State of Health Care Remains Uncertain
Bryan Bucklew, president and CEO of the Greater Dayton Area Hospital Association
PIQUA - The only thing certain about health care today is the uncertainty. That was part of the message conveyed July 17 during the State of Health Care luncheon organized by the Piqua, Troy and Tipp City Chambers of Commerce.
Speakers on health care were Tom Parker, president and CEO of the Upper Valley Medical Center, and Bryan Bucklew, president and CEO of the Greater Dayton Area Hospital Association.
"Through no fault of the hospitals, doctors, patients or lawyers there is just a lot of uncertainty in the marketplace,” Bucklew said.
As implementation of the federal Affordable Care Act nears, everyone – individuals, employers, business owners, providers and hospitals – has questions about what the rules will be, who will pay for what, what type of insurance actually is needed and how more people can access the system, Bucklew said.
“The whole future state model is driven by what is necessary, not how much can be done,” Parker said. “We are focusing the future on quality outcomes and keeping people healthy, not just treating and billing them.”
“These are tough decisions to make, but especially when you don’t have all of the information in front of you,” he said.
However, there is good news for those receiving health care in the region, Bucklew said. That is the result of a hospital quality outcomes survey using hospital mortality rates for conditions such as heart attacks, stroke and pulmonary disease by Healthgrades, a national organization that documents health care quality scores.
“The results showed our hospital quality is second to none; I mean number one in the country, ahead of places such as Phoenix and Cleveland,” Bucklew said.
“We are very proud. The things we can control in the region, we do every well. The things we can’t control – regulations, reimbursement rates – those are the challenges that we have as a community,” he said.
Despite all the questions regarding the future of health care, Bucklew said no one argues the system was working.
“The status quo wasn’t a good system...I think everybody agrees something had to change. I think what you are seeing now is a natural evolution of figuring out how do you get a system to work efficiently and that is affordable,” he said.
“The good news for our region is our hospitals are doing outstanding work, and it is being ratified by outside, independent organizations,” Bucklew said.
The growing cost of health care today and inconsistent outcomes just is not palatable, Parker said. Where once health care was driven by volume because of payments made based on volume, it now has a different focus, at least regionally, he said.
Tom Parker, president and CEO of the Upper Valley Medical Center
“UVMC continues to be a very busy place,” Parker added, noting that visits to the UVMC Emergency Department increased 10 percent last year.

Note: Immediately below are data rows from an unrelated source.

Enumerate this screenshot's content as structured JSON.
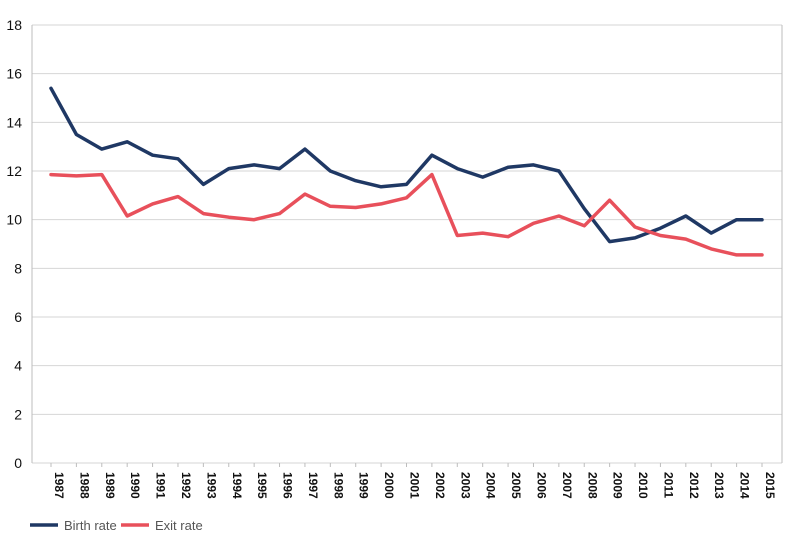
{
  "chart_data": {
    "type": "line",
    "categories": [
      "1987",
      "1988",
      "1989",
      "1990",
      "1991",
      "1992",
      "1993",
      "1994",
      "1995",
      "1996",
      "1997",
      "1998",
      "1999",
      "2000",
      "2001",
      "2002",
      "2003",
      "2004",
      "2005",
      "2006",
      "2007",
      "2008",
      "2009",
      "2010",
      "2011",
      "2012",
      "2013",
      "2014",
      "2015"
    ],
    "series": [
      {
        "name": "Birth rate",
        "color": "#1f3864",
        "values": [
          15.4,
          13.5,
          12.9,
          13.2,
          12.65,
          12.5,
          11.45,
          12.1,
          12.25,
          12.1,
          12.9,
          12.0,
          11.6,
          11.35,
          11.45,
          12.65,
          12.1,
          11.75,
          12.15,
          12.25,
          12.0,
          10.45,
          9.1,
          9.25,
          9.65,
          10.15,
          9.45,
          10.0,
          10.0
        ]
      },
      {
        "name": "Exit rate",
        "color": "#e8505b",
        "values": [
          11.85,
          11.8,
          11.85,
          10.15,
          10.65,
          10.95,
          10.25,
          10.1,
          10.0,
          10.25,
          11.05,
          10.55,
          10.5,
          10.65,
          10.9,
          11.85,
          9.35,
          9.45,
          9.3,
          9.85,
          10.15,
          9.75,
          10.8,
          9.7,
          9.35,
          9.2,
          8.8,
          8.55,
          8.55
        ]
      }
    ],
    "yticks": [
      0,
      2,
      4,
      6,
      8,
      10,
      12,
      14,
      16,
      18
    ],
    "ylim": [
      0,
      18
    ],
    "grid": true,
    "legend": "bottom-left"
  }
}
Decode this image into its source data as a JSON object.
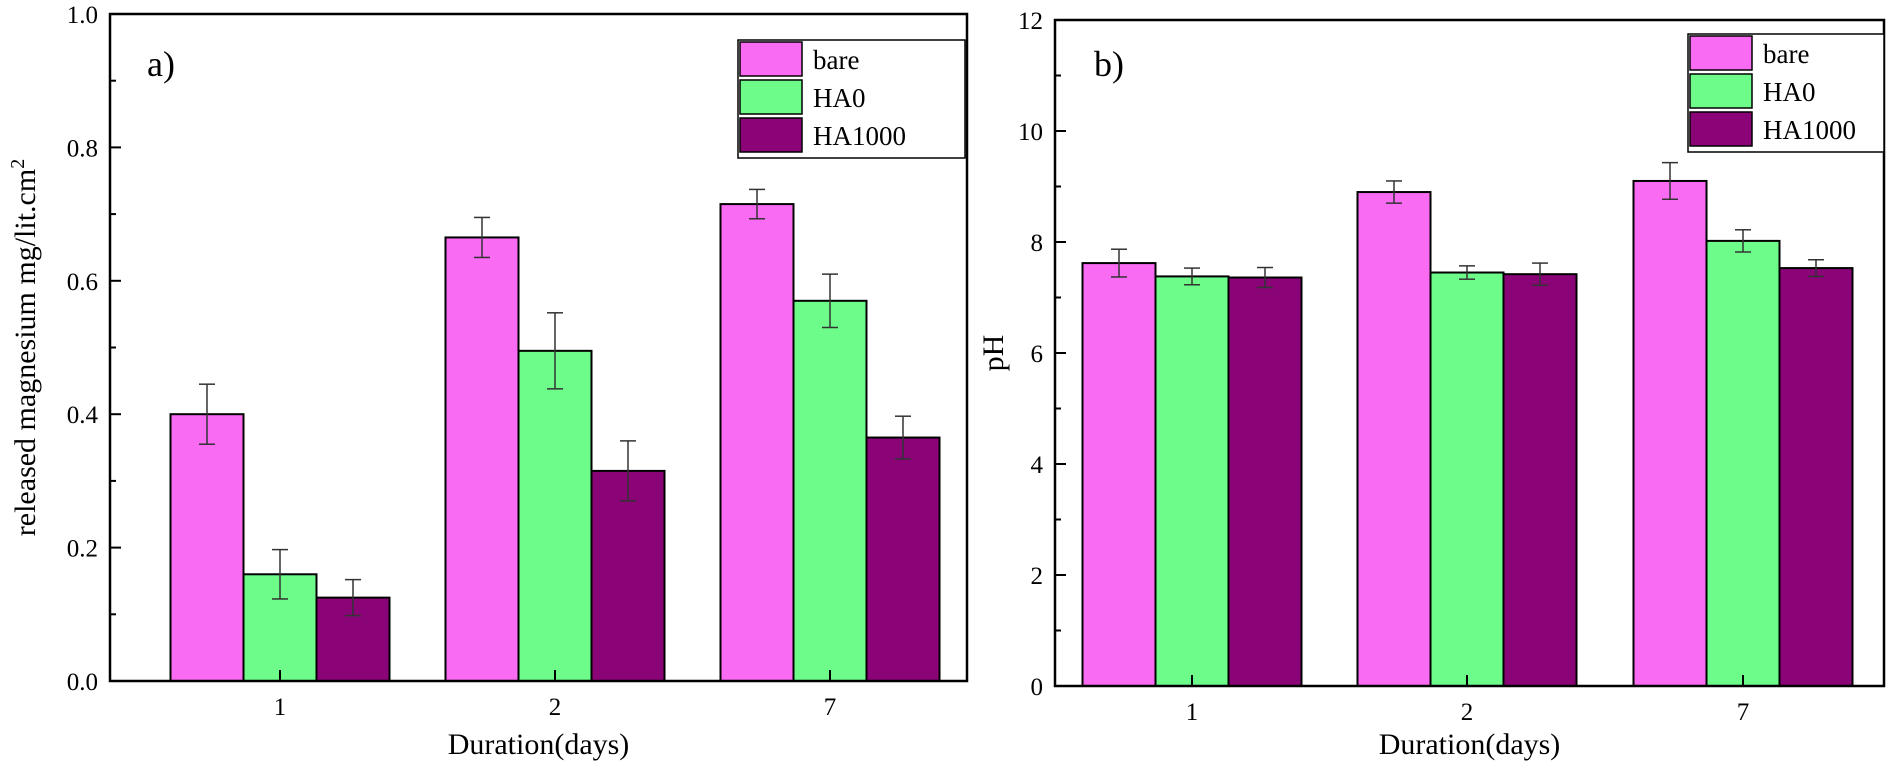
{
  "colors": {
    "bare": "#f96bf2",
    "HA0": "#6dfc8a",
    "HA1000": "#8a0477",
    "axis": "#000000",
    "background": "#ffffff"
  },
  "chart_data": [
    {
      "type": "bar",
      "panel_label": "a)",
      "title": "",
      "xlabel": "Duration(days)",
      "ylabel": "released magnesium mg/lit.cm",
      "ylabel_superscript": "2",
      "categories": [
        "1",
        "2",
        "7"
      ],
      "ylim": [
        0,
        1.0
      ],
      "yticks": [
        "0.0",
        "0.2",
        "0.4",
        "0.6",
        "0.8",
        "1.0"
      ],
      "yticks_values": [
        0,
        0.2,
        0.4,
        0.6,
        0.8,
        1.0
      ],
      "grid": false,
      "legend_position": "top-right",
      "series": [
        {
          "name": "bare",
          "values": [
            0.4,
            0.665,
            0.715
          ],
          "errors": [
            0.045,
            0.03,
            0.022
          ]
        },
        {
          "name": "HA0",
          "values": [
            0.16,
            0.495,
            0.57
          ],
          "errors": [
            0.037,
            0.057,
            0.04
          ]
        },
        {
          "name": "HA1000",
          "values": [
            0.125,
            0.315,
            0.365
          ],
          "errors": [
            0.027,
            0.045,
            0.032
          ]
        }
      ]
    },
    {
      "type": "bar",
      "panel_label": "b)",
      "title": "",
      "xlabel": "Duration(days)",
      "ylabel": "pH",
      "categories": [
        "1",
        "2",
        "7"
      ],
      "ylim": [
        0,
        12
      ],
      "yticks": [
        "0",
        "2",
        "4",
        "6",
        "8",
        "10",
        "12"
      ],
      "yticks_values": [
        0,
        2,
        4,
        6,
        8,
        10,
        12
      ],
      "grid": false,
      "legend_position": "top-right",
      "series": [
        {
          "name": "bare",
          "values": [
            7.62,
            8.9,
            9.1
          ],
          "errors": [
            0.25,
            0.2,
            0.33
          ]
        },
        {
          "name": "HA0",
          "values": [
            7.38,
            7.45,
            8.02
          ],
          "errors": [
            0.15,
            0.12,
            0.2
          ]
        },
        {
          "name": "HA1000",
          "values": [
            7.36,
            7.42,
            7.53
          ],
          "errors": [
            0.18,
            0.2,
            0.15
          ]
        }
      ]
    }
  ]
}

As more liberal requirements for Medicaid qualification is pushed by some, access to care for individuals is a growing concern regionally and nationally, the speakers noted.
“Here in Miami County, the UVMC Board of Directors is very proud of its financial partnerships with local organizations to help with access to care,” Parker said. The UVMC Community Benefit Fund currently supports Health Partners of Miami County, the Miami County Dental Clinic and Hospice of Miami County.